Gymnema saponin-induced lipid flip-flop identifies rigid membrane phenotype of methicillin resistant S. aureus and enhances it's antibiotic susceptibility

Our previous study revealed that lipid flip-flop inducing phytochemicals from Gymnema sylvestre increase membrane permeability of antimicrobials in S. aureus. However, their lipid flipping and membrane permeabilizing effect on methicillin resistant S. aureus (MRSA) membrane that has intrinsically higher aminoacylated lipid content compared to methicillin sensitive S. aureus (MSSA) is poorly characterized. Gymnema saponins, gymnemic acid I and IV significantly increased the antibiotic susceptibility in both MSSA and MRSA. MRSA exhibited a rigid membrane with lipid diffusion coefficient 0.0002 μm²/s compared to the MSSA membrane lipids with diffusion coefficient 1.48 μm²/s.
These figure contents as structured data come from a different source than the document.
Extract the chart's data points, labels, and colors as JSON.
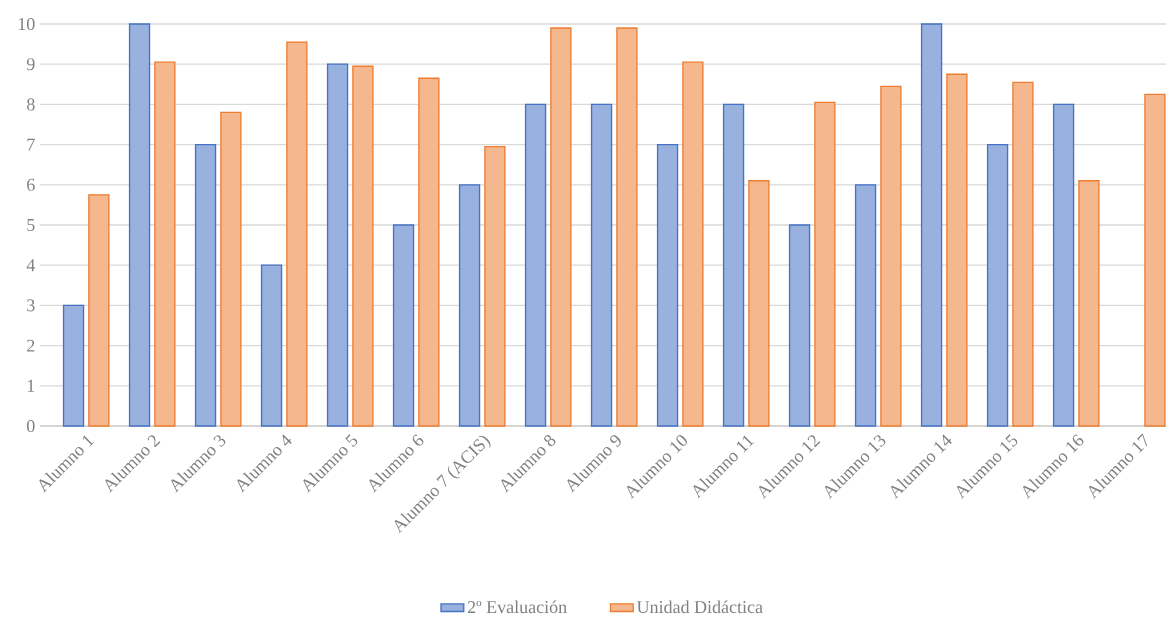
{
  "chart_data": {
    "type": "bar",
    "categories": [
      "Alumno 1",
      "Alumno 2",
      "Alumno 3",
      "Alumno 4",
      "Alumno 5",
      "Alumno 6",
      "Alumno 7 (ACIS)",
      "Alumno 8",
      "Alumno 9",
      "Alumno 10",
      "Alumno 11",
      "Alumno 12",
      "Alumno 13",
      "Alumno 14",
      "Alumno 15",
      "Alumno 16",
      "Alumno 17"
    ],
    "series": [
      {
        "name": "2º Evaluación",
        "color": "#4472c4",
        "values": [
          3,
          10,
          7,
          4,
          9,
          5,
          6,
          8,
          8,
          7,
          8,
          5,
          6,
          10,
          7,
          8,
          null
        ]
      },
      {
        "name": "Unidad Didáctica",
        "color": "#ed7d31",
        "values": [
          5.75,
          9.05,
          7.8,
          9.55,
          8.95,
          8.65,
          6.95,
          9.9,
          9.9,
          9.05,
          6.1,
          8.05,
          8.45,
          8.75,
          8.55,
          6.1,
          8.25
        ]
      }
    ],
    "ylim": [
      0,
      10
    ],
    "yticks": [
      0,
      1,
      2,
      3,
      4,
      5,
      6,
      7,
      8,
      9,
      10
    ],
    "grid": "y",
    "legend": "bottom"
  }
}
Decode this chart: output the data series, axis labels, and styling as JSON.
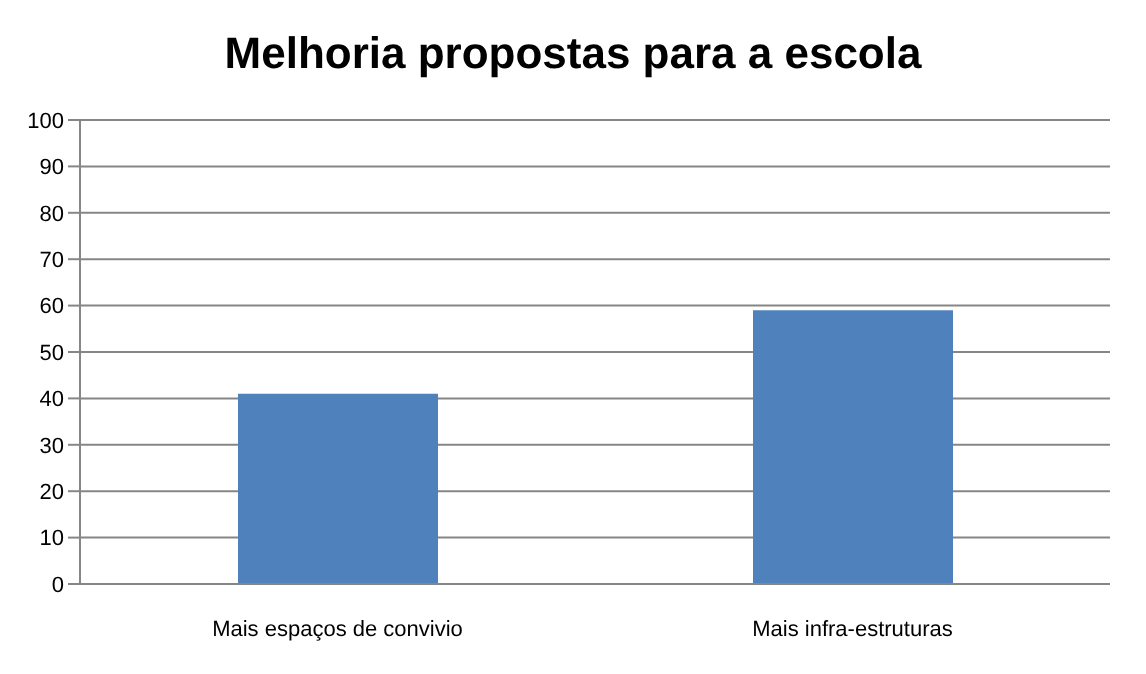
{
  "chart_data": {
    "type": "bar",
    "title": "Melhoria propostas para a escola",
    "categories": [
      "Mais espaços de convivio",
      "Mais infra-estruturas"
    ],
    "values": [
      41,
      59
    ],
    "color": "#4f81bd",
    "ylim": [
      0,
      100
    ],
    "yticks": [
      0,
      10,
      20,
      30,
      40,
      50,
      60,
      70,
      80,
      90,
      100
    ],
    "grid": "y"
  }
}
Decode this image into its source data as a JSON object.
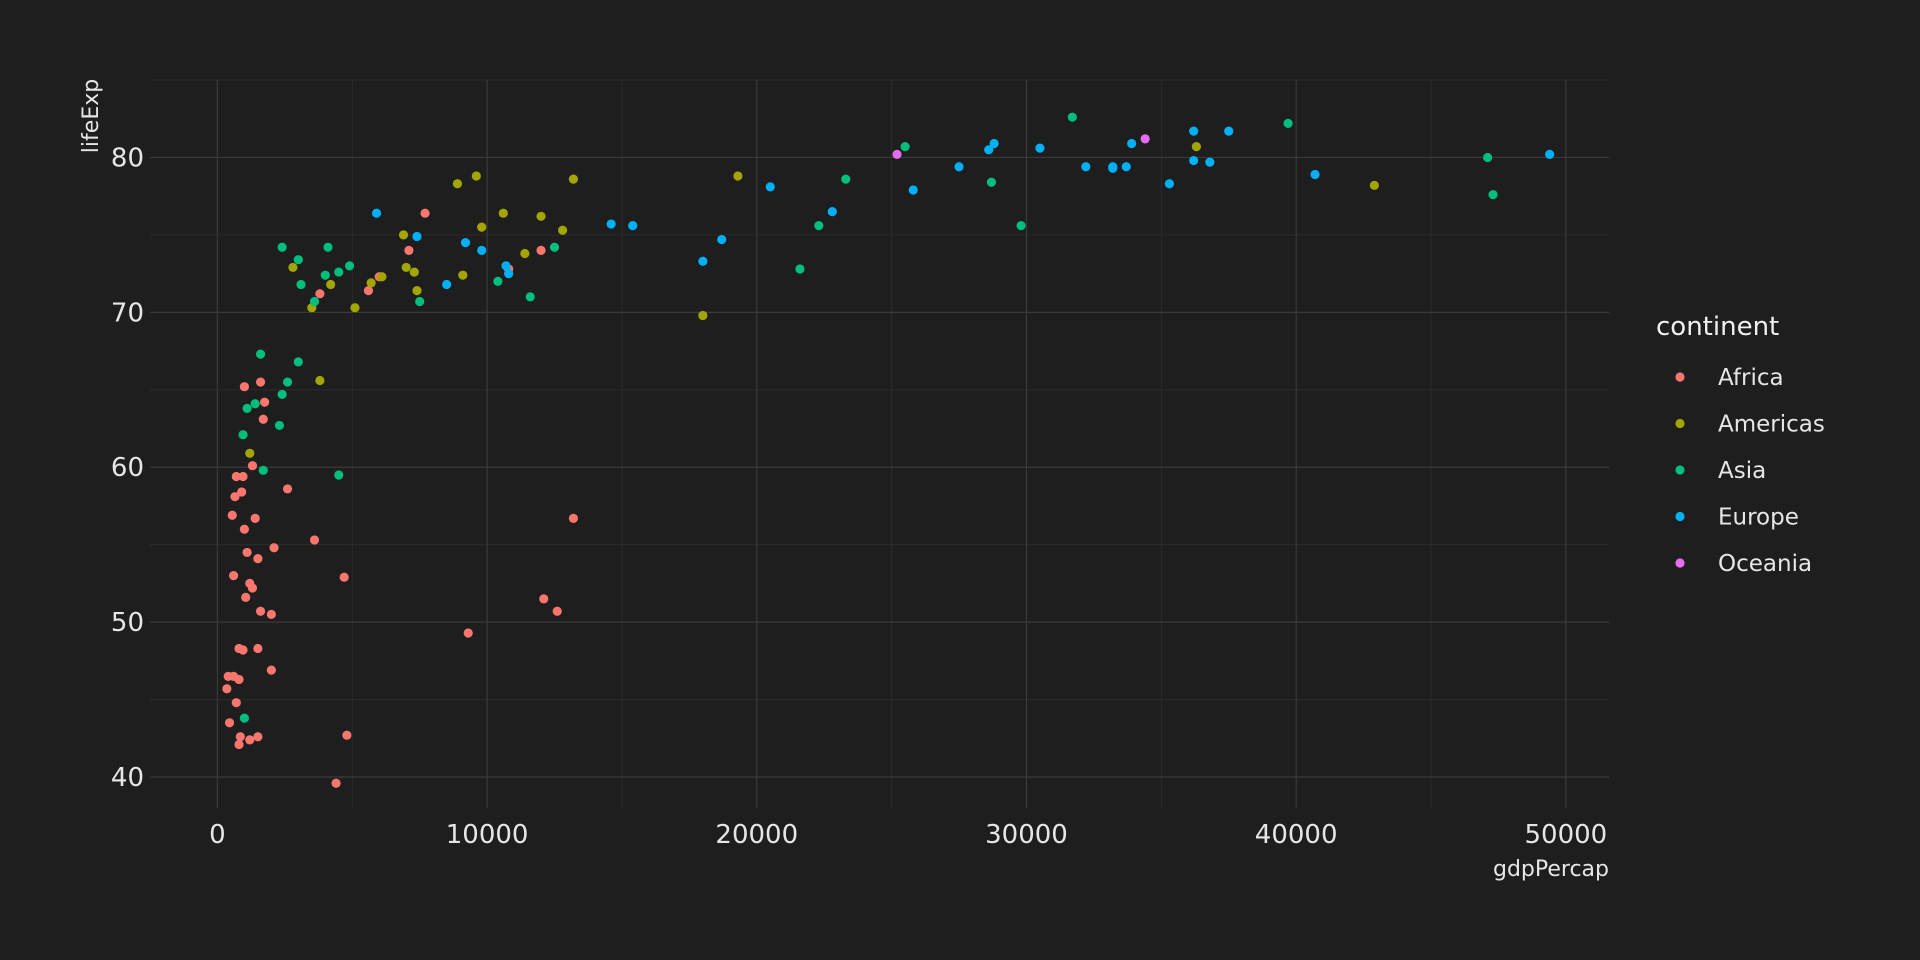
{
  "colors": {
    "background": "#1e1e1e",
    "grid_major": "#3a3a3a",
    "grid_minor": "#2c2c2c",
    "text": "#e6e6e6"
  },
  "chart_data": {
    "type": "scatter",
    "title": "",
    "xlabel": "gdpPercap",
    "ylabel": "lifeExp",
    "xlim": [
      -2500,
      51600
    ],
    "ylim": [
      38,
      85
    ],
    "xticks": [
      0,
      10000,
      20000,
      30000,
      40000,
      50000
    ],
    "yticks": [
      40,
      50,
      60,
      70,
      80
    ],
    "grid": true,
    "legend": {
      "title": "continent",
      "position": "right"
    },
    "series": [
      {
        "name": "Africa",
        "color": "#f8766d",
        "points": [
          [
            400,
            46.5
          ],
          [
            350,
            45.7
          ],
          [
            450,
            43.5
          ],
          [
            600,
            46.5
          ],
          [
            800,
            46.3
          ],
          [
            700,
            44.8
          ],
          [
            600,
            53.0
          ],
          [
            550,
            56.9
          ],
          [
            650,
            58.1
          ],
          [
            700,
            59.4
          ],
          [
            900,
            58.4
          ],
          [
            950,
            59.4
          ],
          [
            1000,
            56.0
          ],
          [
            1100,
            54.5
          ],
          [
            1050,
            51.6
          ],
          [
            1200,
            52.5
          ],
          [
            1300,
            52.2
          ],
          [
            1400,
            56.7
          ],
          [
            1500,
            54.1
          ],
          [
            1600,
            50.7
          ],
          [
            1500,
            48.3
          ],
          [
            2000,
            50.5
          ],
          [
            2100,
            54.8
          ],
          [
            2000,
            46.9
          ],
          [
            800,
            48.3
          ],
          [
            950,
            48.2
          ],
          [
            850,
            42.6
          ],
          [
            800,
            42.1
          ],
          [
            1200,
            42.4
          ],
          [
            1500,
            42.6
          ],
          [
            1000,
            65.2
          ],
          [
            1600,
            65.5
          ],
          [
            1750,
            64.2
          ],
          [
            1700,
            63.1
          ],
          [
            1300,
            60.1
          ],
          [
            2600,
            58.6
          ],
          [
            3600,
            55.3
          ],
          [
            4700,
            52.9
          ],
          [
            4400,
            39.6
          ],
          [
            4800,
            42.7
          ],
          [
            3800,
            71.2
          ],
          [
            5600,
            71.4
          ],
          [
            6000,
            72.3
          ],
          [
            7100,
            74.0
          ],
          [
            7700,
            76.4
          ],
          [
            9300,
            49.3
          ],
          [
            10800,
            72.8
          ],
          [
            12000,
            74.0
          ],
          [
            12100,
            51.5
          ],
          [
            12600,
            50.7
          ],
          [
            13200,
            56.7
          ]
        ]
      },
      {
        "name": "Americas",
        "color": "#a3a500",
        "points": [
          [
            1200,
            60.9
          ],
          [
            2800,
            72.9
          ],
          [
            3500,
            70.3
          ],
          [
            3800,
            65.6
          ],
          [
            4200,
            71.8
          ],
          [
            5100,
            70.3
          ],
          [
            5700,
            71.9
          ],
          [
            6100,
            72.3
          ],
          [
            6900,
            75.0
          ],
          [
            7000,
            72.9
          ],
          [
            7300,
            72.6
          ],
          [
            7400,
            71.4
          ],
          [
            8900,
            78.3
          ],
          [
            9100,
            72.4
          ],
          [
            9600,
            78.8
          ],
          [
            9800,
            75.5
          ],
          [
            10600,
            76.4
          ],
          [
            11400,
            73.8
          ],
          [
            12000,
            76.2
          ],
          [
            12800,
            75.3
          ],
          [
            13200,
            78.6
          ],
          [
            18000,
            69.8
          ],
          [
            19300,
            78.8
          ],
          [
            36300,
            80.7
          ],
          [
            42900,
            78.2
          ]
        ]
      },
      {
        "name": "Asia",
        "color": "#00bf7d",
        "points": [
          [
            950,
            62.1
          ],
          [
            1100,
            63.8
          ],
          [
            1400,
            64.1
          ],
          [
            1600,
            67.3
          ],
          [
            1700,
            59.8
          ],
          [
            2300,
            62.7
          ],
          [
            2400,
            64.7
          ],
          [
            2600,
            65.5
          ],
          [
            3000,
            66.8
          ],
          [
            3100,
            71.8
          ],
          [
            2400,
            74.2
          ],
          [
            3000,
            73.4
          ],
          [
            3600,
            70.7
          ],
          [
            4000,
            72.4
          ],
          [
            4100,
            74.2
          ],
          [
            4500,
            72.6
          ],
          [
            4900,
            73.0
          ],
          [
            7500,
            70.7
          ],
          [
            10400,
            72.0
          ],
          [
            11600,
            71.0
          ],
          [
            12500,
            74.2
          ],
          [
            21600,
            72.8
          ],
          [
            22300,
            75.6
          ],
          [
            23300,
            78.6
          ],
          [
            25500,
            80.7
          ],
          [
            28700,
            78.4
          ],
          [
            29800,
            75.6
          ],
          [
            31700,
            82.6
          ],
          [
            39700,
            82.2
          ],
          [
            47100,
            80.0
          ],
          [
            47300,
            77.6
          ],
          [
            4500,
            59.5
          ],
          [
            1000,
            43.8
          ]
        ]
      },
      {
        "name": "Europe",
        "color": "#00b0f6",
        "points": [
          [
            5900,
            76.4
          ],
          [
            7400,
            74.9
          ],
          [
            8500,
            71.8
          ],
          [
            9200,
            74.5
          ],
          [
            9800,
            74.0
          ],
          [
            10700,
            73.0
          ],
          [
            10800,
            72.5
          ],
          [
            14600,
            75.7
          ],
          [
            15400,
            75.6
          ],
          [
            18000,
            73.3
          ],
          [
            18700,
            74.7
          ],
          [
            20500,
            78.1
          ],
          [
            22800,
            76.5
          ],
          [
            25800,
            77.9
          ],
          [
            27500,
            79.4
          ],
          [
            28600,
            80.5
          ],
          [
            28800,
            80.9
          ],
          [
            30500,
            80.6
          ],
          [
            32200,
            79.4
          ],
          [
            33200,
            79.3
          ],
          [
            33200,
            79.4
          ],
          [
            33700,
            79.4
          ],
          [
            33900,
            80.9
          ],
          [
            35300,
            78.3
          ],
          [
            36200,
            79.8
          ],
          [
            36200,
            81.7
          ],
          [
            36800,
            79.7
          ],
          [
            37500,
            81.7
          ],
          [
            40700,
            78.9
          ],
          [
            49400,
            80.2
          ]
        ]
      },
      {
        "name": "Oceania",
        "color": "#e76bf3",
        "points": [
          [
            25200,
            80.2
          ],
          [
            34400,
            81.2
          ]
        ]
      }
    ]
  }
}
Further, unlike MSSA, MRSA cells inhibited fusion of fluid liposomes with their plasma membrane. In vitro assay on reconstituted membrane vesicles revealed that Gymnema saponins induced 60 % lipid flipping in MSSA membrane compared to only 20 % lipid flipping in MRSA, indicating significantly lower Gymnema saponin-induced trans-bilayer lipid mobility in MRSA. Gymnema saponins induced significantly lower crystal violet uptake, release of cellular protein, cell shrinkage and lysis in MRSA compared to MSSA. Gymnema saponins led to dose-dependent inhibition of lipid-aminoacylation in both MSSA and MRSA making their membranes more negative compared to untreated control cells. In silico analysis reveals binding of both gymnemic acid I and IV to multiple peptide resistance factor (binding energy ∼ 7.5 kCal), the protein responsible for lipid aminoacylation in S. aureus. For the first time, our study reveals that MRSA membrane with higher aminoacyl-PG compared to MSSA shows significantly lower rate of diffusion and trans-bilayer flip-flop of lipids. Further, gymnemic acids are useful probes for identification, characterization and drug sensitization of rigid membrane MRSA phenotypes.